¿Te Cuesta Afrontar el Cambio?

Autor. Rafa Beltran. Muchas veces te encontrás con dificultades para cambiar. Esto pasa cuando tenés estructuras rígidas que generan esa inercia que actúa en contra del cambio. Estas estructuras dependen de tu personalidad. 

Hay personas que cambian de profesión y lo toman como una tragedia. Hay otros que pasan por cinco carreras diferentes y lo toman como algo natural. Es una cuestión de personalidad y dinamismo.

¿Cómo se forman esas estructuras que te dificultan el cambio?
En parte, esto pasa por los cambios mismos que hacés. Si hacés un cambio cada 20 años, ya sea que cambies de ciudad, de trabajo o de carrera, todo es siempre rígido y más duro, más enraizado. Por ejemplo, si te mudaras todos los años, no estarías enraizado en tu casa actual. Sabrías, en este caso, que el año que viene te vas a mudar de nuevo. Por el contrario, si viviste 25 años en tu casa y tenés que mudarte, ese cambio probablemente sea más difícil.

¿Qué podés hacer si te cuesta afrontar a un cambio?
Si te acostumbraste a una situación y no estás dispuesto a cambiar, probablemente niegues que tengas que cambiar. Vas a sentir que no podés controlar la situación y te va a costar reconocer que algo no está funcionando.

Lo que te conviene hacer es escuchar a otro que pueda facilitarte ese cambio. Necesitás tener confianza y pensar que otra persona puede traerte algo nuevo. Por esta razón, mejorar tu capacidad de adaptación también incluye la escucha y la apertura a lo nuevo que otro te puede aportar.

Todos tenemos algunos aspectos que nos hacen resistirnos a hacer ciertas acciones. Entonces, nos estancamos y nos paralizamos. Por eso, el valor de la sinergia es dejarte ayudar y acompañar por alguien que te desbloquea. Para poder afrontar un cambio, lo primero es reconocer que te cuesta cambiar. Cuando reconocés ese bloqueo, podés dejar que otro te ayude.26 cambio 2

Empezar es el paso más difícil, es el corazón de la acción. Desde afuera, podés ver que perseverar es no parar. Pero lo que muchas veces no se ve en la perseverancia es la capacidad de volver a empezar. Cada nuevo comienzo se ve tan instantáneo que te da la impresión que simplemente nunca paraste.

A veces, la educación se centra en hacer que no paremos nunca, y esto es un problema. No estamos preparados para empezar. Esperamos hacerlo una vez y continuar como si nunca fuéramos a terminar. Entonces, nos exigimos y nos presionamos a nosotros mismos.

¿Por qué cuesta tanto empezar?
Porque es algo nuevo, lo nuevo es el cambio y el cambio siempre es difícil.
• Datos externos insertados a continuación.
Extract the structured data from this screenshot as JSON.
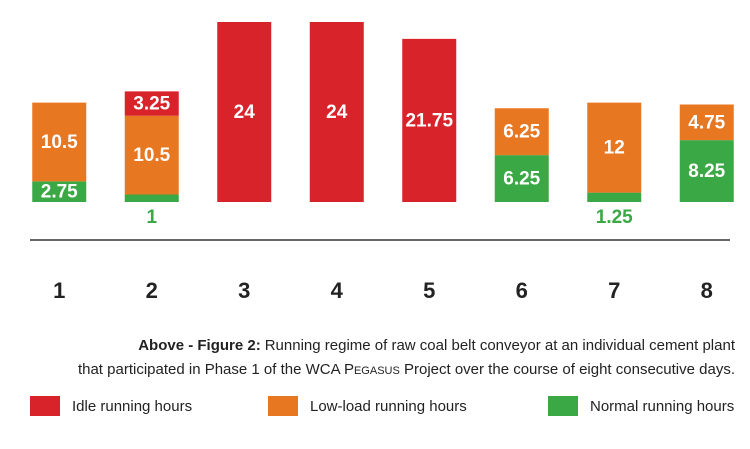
{
  "chart_data": {
    "type": "stacked_bar",
    "categories": [
      "1",
      "2",
      "3",
      "4",
      "5",
      "6",
      "7",
      "8"
    ],
    "series": [
      {
        "name": "Normal running hours",
        "color": "#3aa845",
        "values": [
          2.75,
          1,
          null,
          null,
          null,
          6.25,
          1.25,
          8.25
        ]
      },
      {
        "name": "Low-load running hours",
        "color": "#e87722",
        "values": [
          10.5,
          10.5,
          null,
          null,
          null,
          6.25,
          12,
          4.75
        ]
      },
      {
        "name": "Idle running hours",
        "color": "#d9232a",
        "values": [
          null,
          3.25,
          24,
          24,
          21.75,
          null,
          null,
          null
        ]
      }
    ],
    "legend_order": [
      2,
      1,
      0
    ]
  },
  "caption": {
    "label": "Above - Figure 2:",
    "line1": "Running regime of raw coal belt conveyor at an individual cement plant",
    "line2_start": "that participated in Phase 1 of the WCA ",
    "line2_name": "Pegasus",
    "line2_end": " Project over the course of eight consecutive days."
  }
}
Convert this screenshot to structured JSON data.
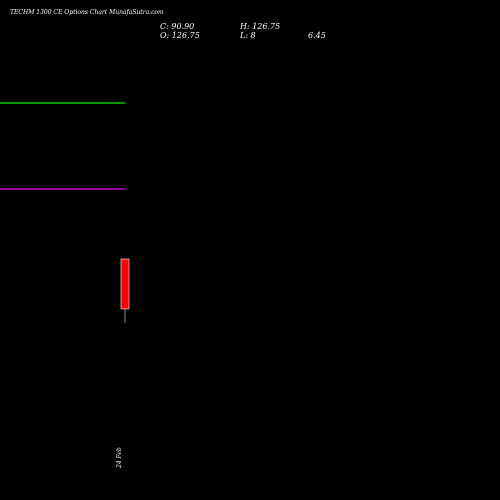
{
  "title": "TECHM 1300 CE Options Chart MunafaSutra.com",
  "ohlc": {
    "close_label": "C: 90.90",
    "high_label": "H: 126.75",
    "open_label": "O: 126.75",
    "low_label": "L: 8",
    "extra_value": "6.45"
  },
  "colors": {
    "background": "#000000",
    "text": "#ffffff",
    "green_line": "#00cc00",
    "purple_line": "#cc00cc",
    "candle_down": "#ff0000",
    "wick": "#888888"
  },
  "chart_data": {
    "type": "candlestick",
    "ylim": [
      8,
      126.75
    ],
    "candles": [
      {
        "date": "24 Feb",
        "open": 126.75,
        "high": 126.75,
        "low": 8,
        "close": 90.9
      }
    ],
    "reference_lines": [
      {
        "color": "green"
      },
      {
        "color": "purple"
      }
    ],
    "date_label": "24 Feb"
  }
}
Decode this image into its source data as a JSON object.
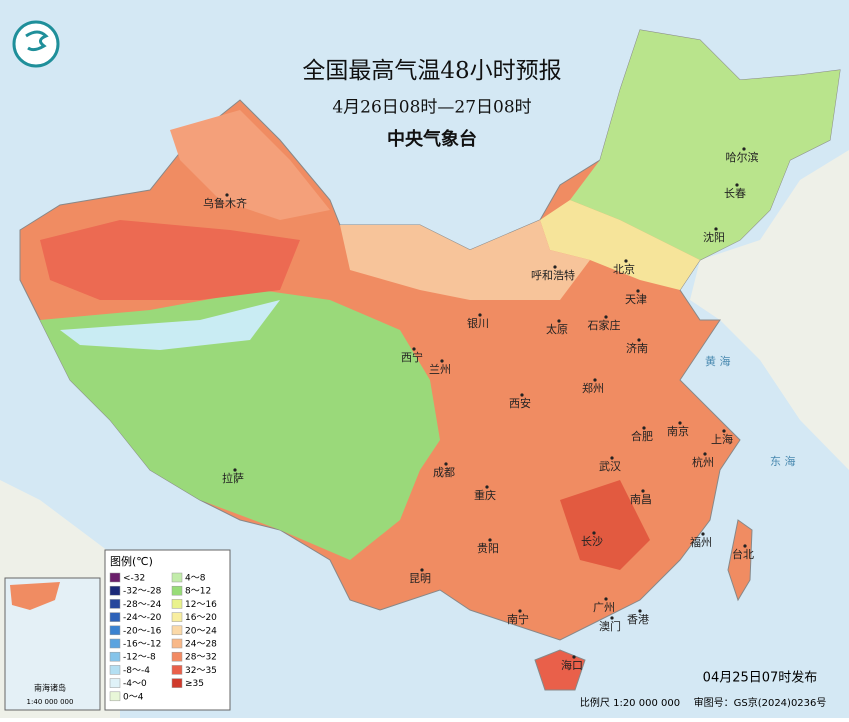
{
  "header": {
    "title": "全国最高气温48小时预报",
    "subtitle": "4月26日08时—27日08时",
    "issuer": "中央气象台"
  },
  "cities": [
    "乌鲁木齐",
    "哈尔滨",
    "长春",
    "沈阳",
    "呼和浩特",
    "北京",
    "天津",
    "银川",
    "太原",
    "石家庄",
    "济南",
    "西宁",
    "兰州",
    "西安",
    "郑州",
    "合肥",
    "南京",
    "上海",
    "杭州",
    "武汉",
    "成都",
    "重庆",
    "拉萨",
    "长沙",
    "南昌",
    "福州",
    "台北",
    "贵阳",
    "昆明",
    "南宁",
    "广州",
    "香港",
    "澳门",
    "海口"
  ],
  "seas": [
    "黄 海",
    "东 海"
  ],
  "legend": {
    "title": "图例(℃)",
    "entries": [
      {
        "label": "<-32",
        "color": "#6b1f6b"
      },
      {
        "label": "-32～-28",
        "color": "#1c2a78"
      },
      {
        "label": "-28～-24",
        "color": "#27479c"
      },
      {
        "label": "-24～-20",
        "color": "#2e62b8"
      },
      {
        "label": "-20～-16",
        "color": "#3b82d0"
      },
      {
        "label": "-16～-12",
        "color": "#5ba3df"
      },
      {
        "label": "-12～-8",
        "color": "#85c4ea"
      },
      {
        "label": "-8～-4",
        "color": "#b4dff2"
      },
      {
        "label": "-4～0",
        "color": "#dff2f8"
      },
      {
        "label": "0～4",
        "color": "#e8f7d8"
      },
      {
        "label": "4～8",
        "color": "#c2ecaa"
      },
      {
        "label": "8～12",
        "color": "#98dc78"
      },
      {
        "label": "12～16",
        "color": "#e9f28c"
      },
      {
        "label": "16～20",
        "color": "#f8eea0"
      },
      {
        "label": "20～24",
        "color": "#fbd9a8"
      },
      {
        "label": "24～28",
        "color": "#f8b888"
      },
      {
        "label": "28～32",
        "color": "#f28a62"
      },
      {
        "label": "32～35",
        "color": "#e9604a"
      },
      {
        "label": "≥35",
        "color": "#d03a2c"
      }
    ]
  },
  "inset": {
    "label": "南海诸岛",
    "scale": "1:40 000 000"
  },
  "footer": {
    "issued": "04月25日07时发布",
    "scale": "比例尺 1:20 000 000",
    "approval": "审图号：GS京(2024)0236号"
  }
}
Para poder sostener lo que hacés, necesitás ser flexible, poder adaptarte y tener apertura. De esa manera, podés evitar aferrarte y disponerte a cambiar. Cambiar por algo nuevo, por un próximo comienzo.

Cuando creés que empezás a hacer algo y nunca termina, te echás a dormir tranquilo, con la calma de no cambiar. Pero es mejor descansar sobre la capacidad de adaptación al cambio, que nos permite empezar una y otra vez, es decir, que nos permite perseverar.